Jérôme Brézillon pour Télérama

Tête brûlée

Altermondialiste, révolutionnaire, Keny Arkana est une rappeuse militante. Qui réinvente à sa façon une poétique de la rage.

Nul besoin de fioritures. Sur scène, pas de décor : un DJ tapi dans l’ombre et Keny Arkana à portée de poing des spectateurs. Sur son bandana blanc, la jeune rappeuse de Marseille a imprimé « La rage du peuple » – sa signature et son manifeste. La rage, c’est un euphémisme. En concert comme sur disque, Keny Arkana est une cracheuse de feu qui fait flamber toutes les révoltes et douleurs d’une jeunesse calcinée. Son premier album sort un an après les émeutes de 2005 et son blues de banlieue prend la forme d’un cri glaçant : « J’viens de l’incendie / il brûle encore dans mes veines / comme si j’abritais un volcan […] mon cœur est en cendres / avec cette sale envie de tout cramer. » Keny Arkana se décrit comme une « tête brûlée », et toutes les métaphores du sinistre, de l’étincelle, de l’embrasement lui semblent bonnes pour faire entendre sa dissidence et son angoisse : « Je ne suis pas une rappeuse, mais une contestataire qui fait du rap. »

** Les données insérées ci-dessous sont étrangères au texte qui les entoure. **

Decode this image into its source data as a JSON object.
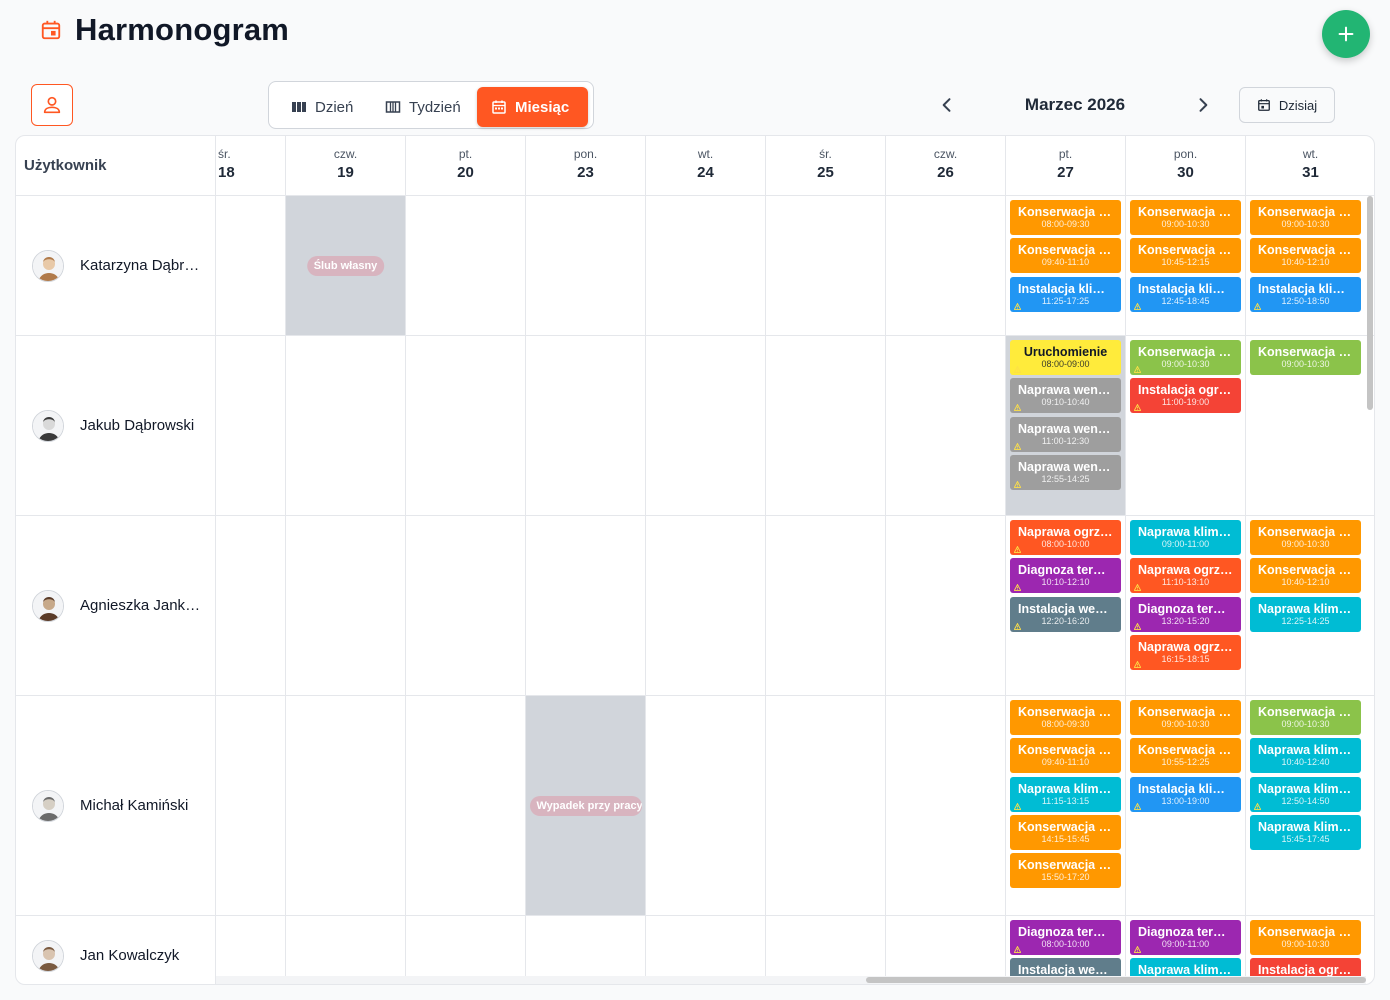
{
  "header": {
    "title": "Harmonogram"
  },
  "toolbar": {
    "views": [
      {
        "label": "Dzień",
        "active": false
      },
      {
        "label": "Tydzień",
        "active": false
      },
      {
        "label": "Miesiąc",
        "active": true
      }
    ],
    "month": "Marzec 2026",
    "today_label": "Dzisiaj"
  },
  "grid": {
    "user_header": "Użytkownik",
    "days": [
      {
        "name": "śr.",
        "num": "18"
      },
      {
        "name": "czw.",
        "num": "19"
      },
      {
        "name": "pt.",
        "num": "20"
      },
      {
        "name": "pon.",
        "num": "23"
      },
      {
        "name": "wt.",
        "num": "24"
      },
      {
        "name": "śr.",
        "num": "25"
      },
      {
        "name": "czw.",
        "num": "26"
      },
      {
        "name": "pt.",
        "num": "27"
      },
      {
        "name": "pon.",
        "num": "30"
      },
      {
        "name": "wt.",
        "num": "31"
      }
    ],
    "users": [
      {
        "name": "Katarzyna Dąbrowska",
        "absences": [
          {
            "day": 1,
            "label": "Ślub własny"
          }
        ],
        "events": [
          [],
          [],
          [],
          [],
          [],
          [],
          [],
          [
            {
              "title": "Konserwacja klimatyzacji",
              "time": "08:00-09:30",
              "color": "#ff9800",
              "warn": false
            },
            {
              "title": "Konserwacja klimatyzacji",
              "time": "09:40-11:10",
              "color": "#ff9800",
              "warn": false
            },
            {
              "title": "Instalacja klimatyzacji",
              "time": "11:25-17:25",
              "color": "#2196f3",
              "warn": true
            }
          ],
          [
            {
              "title": "Konserwacja klimatyzacji",
              "time": "09:00-10:30",
              "color": "#ff9800",
              "warn": false
            },
            {
              "title": "Konserwacja klimatyzacji",
              "time": "10:45-12:15",
              "color": "#ff9800",
              "warn": false
            },
            {
              "title": "Instalacja klimatyzacji",
              "time": "12:45-18:45",
              "color": "#2196f3",
              "warn": true
            }
          ],
          [
            {
              "title": "Konserwacja klimatyzacji",
              "time": "09:00-10:30",
              "color": "#ff9800",
              "warn": false
            },
            {
              "title": "Konserwacja klimatyzacji",
              "time": "10:40-12:10",
              "color": "#ff9800",
              "warn": false
            },
            {
              "title": "Instalacja klimatyzacji",
              "time": "12:50-18:50",
              "color": "#2196f3",
              "warn": true
            }
          ]
        ]
      },
      {
        "name": "Jakub Dąbrowski",
        "absences": [],
        "shaded_days": [
          7
        ],
        "events": [
          [],
          [],
          [],
          [],
          [],
          [],
          [],
          [
            {
              "title": "Uruchomienie",
              "time": "08:00-09:00",
              "color": "#ffeb3b",
              "warn": true,
              "dark_text": true
            },
            {
              "title": "Naprawa wentylacji",
              "time": "09:10-10:40",
              "color": "#9e9e9e",
              "warn": true
            },
            {
              "title": "Naprawa wentylacji",
              "time": "11:00-12:30",
              "color": "#9e9e9e",
              "warn": true
            },
            {
              "title": "Naprawa wentylacji",
              "time": "12:55-14:25",
              "color": "#9e9e9e",
              "warn": true
            }
          ],
          [
            {
              "title": "Konserwacja klimatyzacji",
              "time": "09:00-10:30",
              "color": "#8bc34a",
              "warn": true
            },
            {
              "title": "Instalacja ogrzewania",
              "time": "11:00-19:00",
              "color": "#f44336",
              "warn": true
            }
          ],
          [
            {
              "title": "Konserwacja klimatyzacji",
              "time": "09:00-10:30",
              "color": "#8bc34a",
              "warn": false
            }
          ]
        ]
      },
      {
        "name": "Agnieszka Jankowska",
        "absences": [],
        "events": [
          [],
          [],
          [],
          [],
          [],
          [],
          [],
          [
            {
              "title": "Naprawa ogrzewania",
              "time": "08:00-10:00",
              "color": "#ff5722",
              "warn": true
            },
            {
              "title": "Diagnoza termowizyjna",
              "time": "10:10-12:10",
              "color": "#9c27b0",
              "warn": true
            },
            {
              "title": "Instalacja wentylacji",
              "time": "12:20-16:20",
              "color": "#607d8b",
              "warn": true
            }
          ],
          [
            {
              "title": "Naprawa klimatyzacji",
              "time": "09:00-11:00",
              "color": "#00bcd4",
              "warn": false
            },
            {
              "title": "Naprawa ogrzewania",
              "time": "11:10-13:10",
              "color": "#ff5722",
              "warn": true
            },
            {
              "title": "Diagnoza termowizyjna",
              "time": "13:20-15:20",
              "color": "#9c27b0",
              "warn": true
            },
            {
              "title": "Naprawa ogrzewania",
              "time": "16:15-18:15",
              "color": "#ff5722",
              "warn": true
            }
          ],
          [
            {
              "title": "Konserwacja klimatyzacji",
              "time": "09:00-10:30",
              "color": "#ff9800",
              "warn": false
            },
            {
              "title": "Konserwacja klimatyzacji",
              "time": "10:40-12:10",
              "color": "#ff9800",
              "warn": false
            },
            {
              "title": "Naprawa klimatyzacji",
              "time": "12:25-14:25",
              "color": "#00bcd4",
              "warn": false
            }
          ]
        ]
      },
      {
        "name": "Michał Kamiński",
        "absences": [
          {
            "day": 3,
            "label": "Wypadek przy pracy"
          }
        ],
        "events": [
          [],
          [],
          [],
          [],
          [],
          [],
          [],
          [
            {
              "title": "Konserwacja klimatyzacji",
              "time": "08:00-09:30",
              "color": "#ff9800",
              "warn": false
            },
            {
              "title": "Konserwacja klimatyzacji",
              "time": "09:40-11:10",
              "color": "#ff9800",
              "warn": false
            },
            {
              "title": "Naprawa klimatyzacji",
              "time": "11:15-13:15",
              "color": "#00bcd4",
              "warn": true
            },
            {
              "title": "Konserwacja klimatyzacji",
              "time": "14:15-15:45",
              "color": "#ff9800",
              "warn": false
            },
            {
              "title": "Konserwacja klimatyzacji",
              "time": "15:50-17:20",
              "color": "#ff9800",
              "warn": false
            }
          ],
          [
            {
              "title": "Konserwacja klimatyzacji",
              "time": "09:00-10:30",
              "color": "#ff9800",
              "warn": false
            },
            {
              "title": "Konserwacja klimatyzacji",
              "time": "10:55-12:25",
              "color": "#ff9800",
              "warn": false
            },
            {
              "title": "Instalacja klimatyzacji",
              "time": "13:00-19:00",
              "color": "#2196f3",
              "warn": true
            }
          ],
          [
            {
              "title": "Konserwacja klimatyzacji",
              "time": "09:00-10:30",
              "color": "#8bc34a",
              "warn": false
            },
            {
              "title": "Naprawa klimatyzacji",
              "time": "10:40-12:40",
              "color": "#00bcd4",
              "warn": false
            },
            {
              "title": "Naprawa klimatyzacji",
              "time": "12:50-14:50",
              "color": "#00bcd4",
              "warn": true
            },
            {
              "title": "Naprawa klimatyzacji",
              "time": "15:45-17:45",
              "color": "#00bcd4",
              "warn": false
            }
          ]
        ]
      },
      {
        "name": "Jan Kowalczyk",
        "absences": [],
        "events": [
          [],
          [],
          [],
          [],
          [],
          [],
          [],
          [
            {
              "title": "Diagnoza termowizyjna",
              "time": "08:00-10:00",
              "color": "#9c27b0",
              "warn": true
            },
            {
              "title": "Instalacja wentylacji",
              "time": "",
              "color": "#607d8b",
              "warn": false
            }
          ],
          [
            {
              "title": "Diagnoza termowizyjna",
              "time": "09:00-11:00",
              "color": "#9c27b0",
              "warn": true
            },
            {
              "title": "Naprawa klimatyzacji",
              "time": "",
              "color": "#00bcd4",
              "warn": false
            }
          ],
          [
            {
              "title": "Konserwacja klimatyzacji",
              "time": "09:00-10:30",
              "color": "#ff9800",
              "warn": false
            },
            {
              "title": "Instalacja ogrzewania",
              "time": "",
              "color": "#f44336",
              "warn": false
            }
          ]
        ]
      }
    ]
  }
}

Elle s’est fait connaître cet été avec son morceau slogan La Rage, qui s’est propagé sur le Web à la vitesse de l’électricité. Son rap tendu se double d’une vidéo explosive où les images de guérilla urbaine sont montées dans l’urgence comme la bande-annonce d’une révolution en forme de brasier planétaire. « J’ai toujours considéré le hip-hop comme la voix des oubliés, dit-elle, un appel à résister… » On n’a rien vu venir d’aussi dur et désespéré depuis le NTM des années 90. Et le malentendu reste le même : dans le rap, on entend souvent l’agression, rarement la souffrance.

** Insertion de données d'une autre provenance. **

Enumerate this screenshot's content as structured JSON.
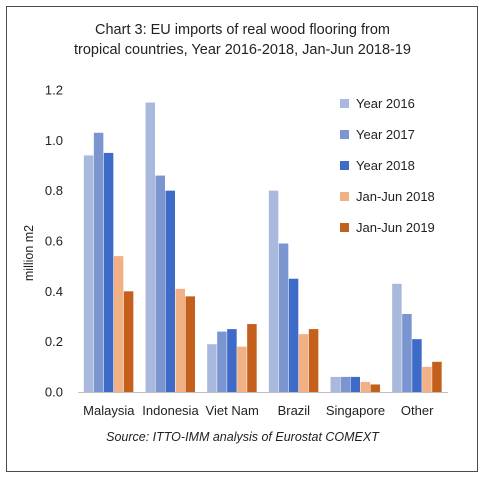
{
  "chart_data": {
    "type": "bar",
    "title_line1": "Chart 3: EU imports of real wood flooring from",
    "title_line2": "tropical countries, Year 2016-2018, Jan-Jun 2018-19",
    "ylabel": "million m2",
    "xlabel": "",
    "ylim": [
      0,
      1.2
    ],
    "yticks": [
      "0.0",
      "0.2",
      "0.4",
      "0.6",
      "0.8",
      "1.0",
      "1.2"
    ],
    "grid": false,
    "legend_position": "right",
    "categories": [
      "Malaysia",
      "Indonesia",
      "Viet Nam",
      "Brazil",
      "Singapore",
      "Other"
    ],
    "series": [
      {
        "name": "Year 2016",
        "color": "#a9b8dd",
        "values": [
          0.94,
          1.15,
          0.19,
          0.8,
          0.06,
          0.43
        ]
      },
      {
        "name": "Year 2017",
        "color": "#7b95d1",
        "values": [
          1.03,
          0.86,
          0.24,
          0.59,
          0.06,
          0.31
        ]
      },
      {
        "name": "Year 2018",
        "color": "#3e6ac8",
        "values": [
          0.95,
          0.8,
          0.25,
          0.45,
          0.06,
          0.21
        ]
      },
      {
        "name": "Jan-Jun 2018",
        "color": "#f2b085",
        "values": [
          0.54,
          0.41,
          0.18,
          0.23,
          0.04,
          0.1
        ]
      },
      {
        "name": "Jan-Jun 2019",
        "color": "#c4601b",
        "values": [
          0.4,
          0.38,
          0.27,
          0.25,
          0.03,
          0.12
        ]
      }
    ],
    "source": "Source: ITTO-IMM analysis of Eurostat COMEXT"
  }
}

En 1993, NTM baptisait un de ses albums 1993, j’appuie sur la gâchette. Les médias s’affolaient d’un appel à la violence armée alors qu’il était question du suicide des jeunes. « Pour moi, il n’y a jamais eu de contresens, dit Keny Arkana. J’avais 10 ans quand je découvrais NTM ou Public Enemy et je vivais dans un foyer. La plupart des gamins autour de moi avaient déjà fait des tentatives de suicide… Je me suis mise au rap vers 12 ans. Par nécessité. J’écrivais des choses intimes qui me servaient d’exutoire et que je gardais pour moi, et des textes provocateurs pour foutre le bordel et semer la révolte. »

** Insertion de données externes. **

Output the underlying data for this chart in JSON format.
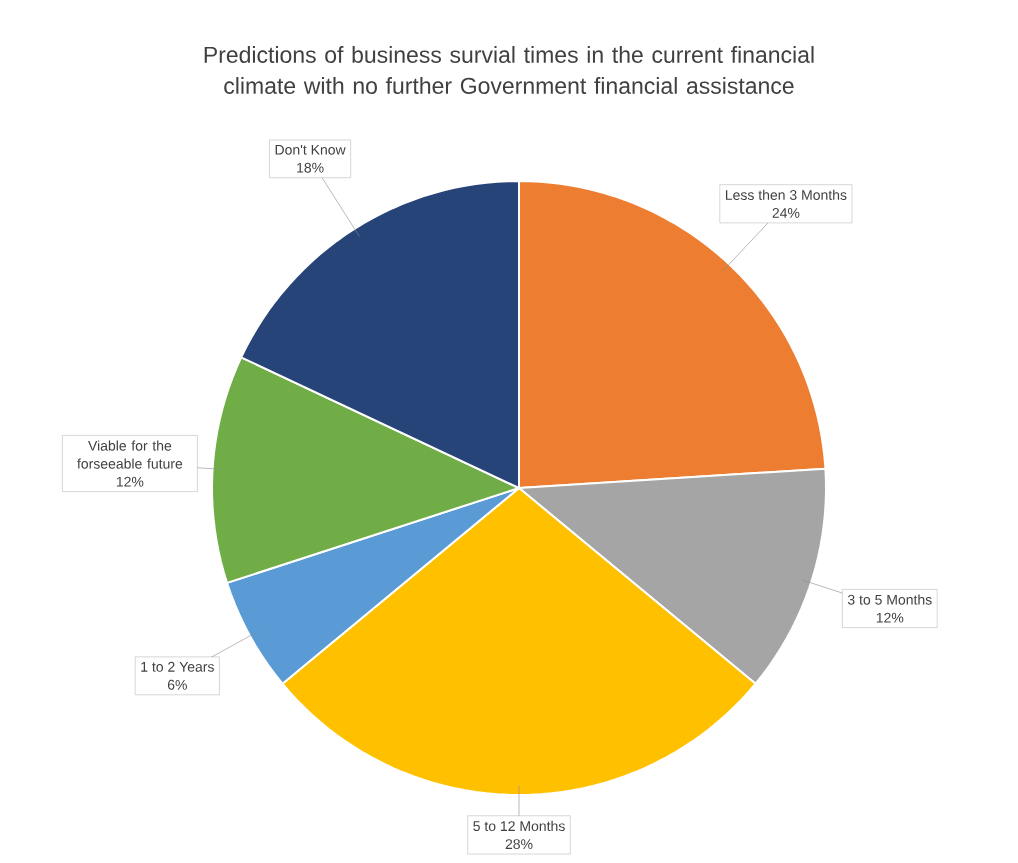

Les foyers, elle n’y restait jamais. Trop à cran pour se plier à l’autorité. Dès 12 ans, elle dormait dans la rue, dans des cabanes de fortune. « Ma première passion, c’est la fugue », raconte-t-elle. Ce goût de la liberté et du vagabondage « sans toit ni loi » pourrait la ranger du côté de Rimbaud (qu’elle n’a pas lu), mais elle l’a vécu à ras de bitume, entre bouches de métro, passages à tabac, cellule et camisole. Jusqu’au jour où plus personne ne lui a couru après et où elle s’est mise à vagabonder, de Rome en Espagne, de Marseille au Chiapas… Dans les voyages et les rencontres, elle a formé son caractère de militante, curieux mélange de pensée altermondialiste et de rage des cités.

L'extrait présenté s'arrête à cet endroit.